The reflection of electromagnetic waves from a plasma cutoff layer has been used to examine properties of density fluctuations in fusion plasmas. In this paper an exact one‐dimensional model is used to show the relation between changes in the phase of the reflected wave and the location, magnitude, and correlation properties of density fluctuations. For long‐wavelength density perturbations the reflected phase can be simply related to the amplitude of fluctuating density and the density scale length, L_n, near the cutoff layer.

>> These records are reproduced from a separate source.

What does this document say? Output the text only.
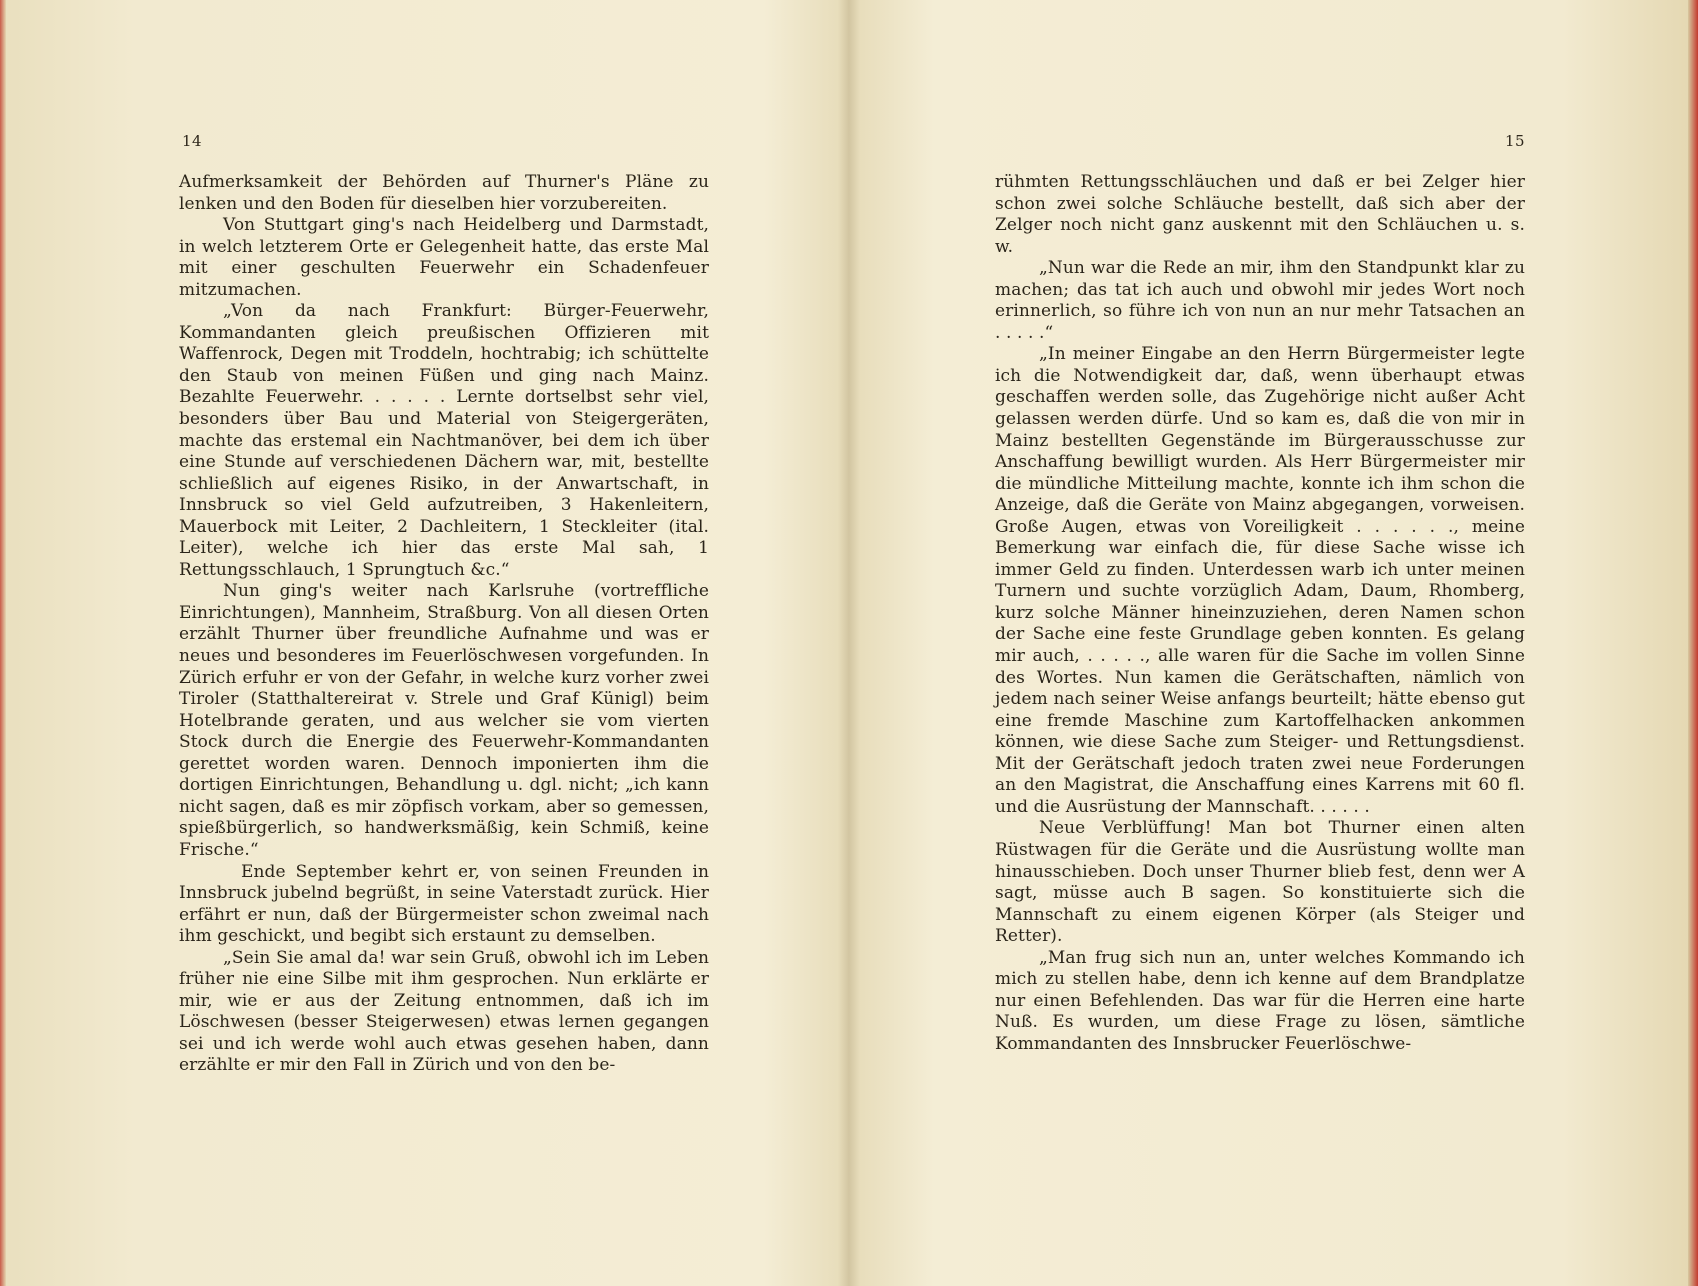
14

Aufmerksamkeit der Behörden auf Thurner's Pläne zu lenken und den Boden für dieselben hier vorzubereiten.

Von Stuttgart ging's nach Heidelberg und Darmstadt, in welch letzterem Orte er Gelegenheit hatte, das erste Mal mit einer geschulten Feuerwehr ein Schadenfeuer mitzumachen.

„Von da nach Frankfurt: Bürger-Feuerwehr, Kommandanten gleich preußischen Offizieren mit Waffenrock, Degen mit Troddeln, hochtrabig; ich schüttelte den Staub von meinen Füßen und ging nach Mainz. Bezahlte Feuerwehr. . . . . . Lernte dortselbst sehr viel, besonders über Bau und Material von Steigergeräten, machte das erstemal ein Nachtmanöver, bei dem ich über eine Stunde auf verschiedenen Dächern war, mit, bestellte schließlich auf eigenes Risiko, in der Anwartschaft, in Innsbruck so viel Geld aufzutreiben, 3 Hakenleitern, Mauerbock mit Leiter, 2 Dachleitern, 1 Steckleiter (ital. Leiter), welche ich hier das erste Mal sah, 1 Rettungsschlauch, 1 Sprungtuch &c.“

Nun ging's weiter nach Karlsruhe (vortreffliche Einrichtungen), Mannheim, Straßburg. Von all diesen Orten erzählt Thurner über freundliche Aufnahme und was er neues und besonderes im Feuerlöschwesen vorgefunden. In Zürich erfuhr er von der Gefahr, in welche kurz vorher zwei Tiroler (Statthaltereirat v. Strele und Graf Künigl) beim Hotelbrande geraten, und aus welcher sie vom vierten Stock durch die Energie des Feuerwehr-Kommandanten gerettet worden waren. Dennoch imponierten ihm die dortigen Einrichtungen, Behandlung u. dgl. nicht; „ich kann nicht sagen, daß es mir zöpfisch vorkam, aber so gemessen, spießbürgerlich, so handwerksmäßig, kein Schmiß, keine Frische.“

Ende September kehrt er, von seinen Freunden in Innsbruck jubelnd begrüßt, in seine Vaterstadt zurück. Hier erfährt er nun, daß der Bürgermeister schon zweimal nach ihm geschickt, und begibt sich erstaunt zu demselben.

„Sein Sie amal da! war sein Gruß, obwohl ich im Leben früher nie eine Silbe mit ihm gesprochen. Nun erklärte er mir, wie er aus der Zeitung entnommen, daß ich im Löschwesen (besser Steigerwesen) etwas lernen gegangen sei und ich werde wohl auch etwas gesehen haben, dann erzählte er mir den Fall in Zürich und von den be-

15

rühmten Rettungsschläuchen und daß er bei Zelger hier schon zwei solche Schläuche bestellt, daß sich aber der Zelger noch nicht ganz auskennt mit den Schläuchen u. s. w.

„Nun war die Rede an mir, ihm den Standpunkt klar zu machen; das tat ich auch und obwohl mir jedes Wort noch erinnerlich, so führe ich von nun an nur mehr Tatsachen an . . . . .“

„In meiner Eingabe an den Herrn Bürgermeister legte ich die Notwendigkeit dar, daß, wenn überhaupt etwas geschaffen werden solle, das Zugehörige nicht außer Acht gelassen werden dürfe. Und so kam es, daß die von mir in Mainz bestellten Gegenstände im Bürgerausschusse zur Anschaffung bewilligt wurden. Als Herr Bürgermeister mir die mündliche Mitteilung machte, konnte ich ihm schon die Anzeige, daß die Geräte von Mainz abgegangen, vorweisen. Große Augen, etwas von Voreiligkeit . . . . . ., meine Bemerkung war einfach die, für diese Sache wisse ich immer Geld zu finden. Unterdessen warb ich unter meinen Turnern und suchte vorzüglich Adam, Daum, Rhomberg, kurz solche Männer hineinzuziehen, deren Namen schon der Sache eine feste Grundlage geben konnten. Es gelang mir auch, . . . . ., alle waren für die Sache im vollen Sinne des Wortes. Nun kamen die Gerätschaften, nämlich von jedem nach seiner Weise anfangs beurteilt; hätte ebenso gut eine fremde Maschine zum Kartoffelhacken ankommen können, wie diese Sache zum Steiger- und Rettungsdienst. Mit der Gerätschaft jedoch traten zwei neue Forderungen an den Magistrat, die Anschaffung eines Karrens mit 60 fl. und die Ausrüstung der Mannschaft. . . . . .

Neue Verblüffung! Man bot Thurner einen alten Rüstwagen für die Geräte und die Ausrüstung wollte man hinausschieben. Doch unser Thurner blieb fest, denn wer A sagt, müsse auch B sagen. So konstituierte sich die Mannschaft zu einem eigenen Körper (als Steiger und Retter).

„Man frug sich nun an, unter welches Kommando ich mich zu stellen habe, denn ich kenne auf dem Brandplatze nur einen Befehlenden. Das war für die Herren eine harte Nuß. Es wurden, um diese Frage zu lösen, sämtliche Kommandanten des Innsbrucker Feuerlöschwe-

However, the phase response falls substantially as the fluctuation wavelength approaches the free space wavelength of the reflected wave, λ₀, and the location of the maximum response moves out in front of the cutoff layer following the wave matching condition k_Λ= 2k ≊ 2η(x)k₀. Thus, a measurement of the reflected phase is strongly weighted to and localized for phenomena whose wavelength is longer than the characteristic scale (λ²₀L_n)^1/3. Because of this weighting and because the region of maximum response moves away from the cutoff layer for short‐wavelength fluctuations, there is also a limitation in any estimate of the density correlation length from the reflected phase. The correlation of phases between several different probe frequencies can be used to estimate a density correlation length no less than about four times the free space probe wavelength.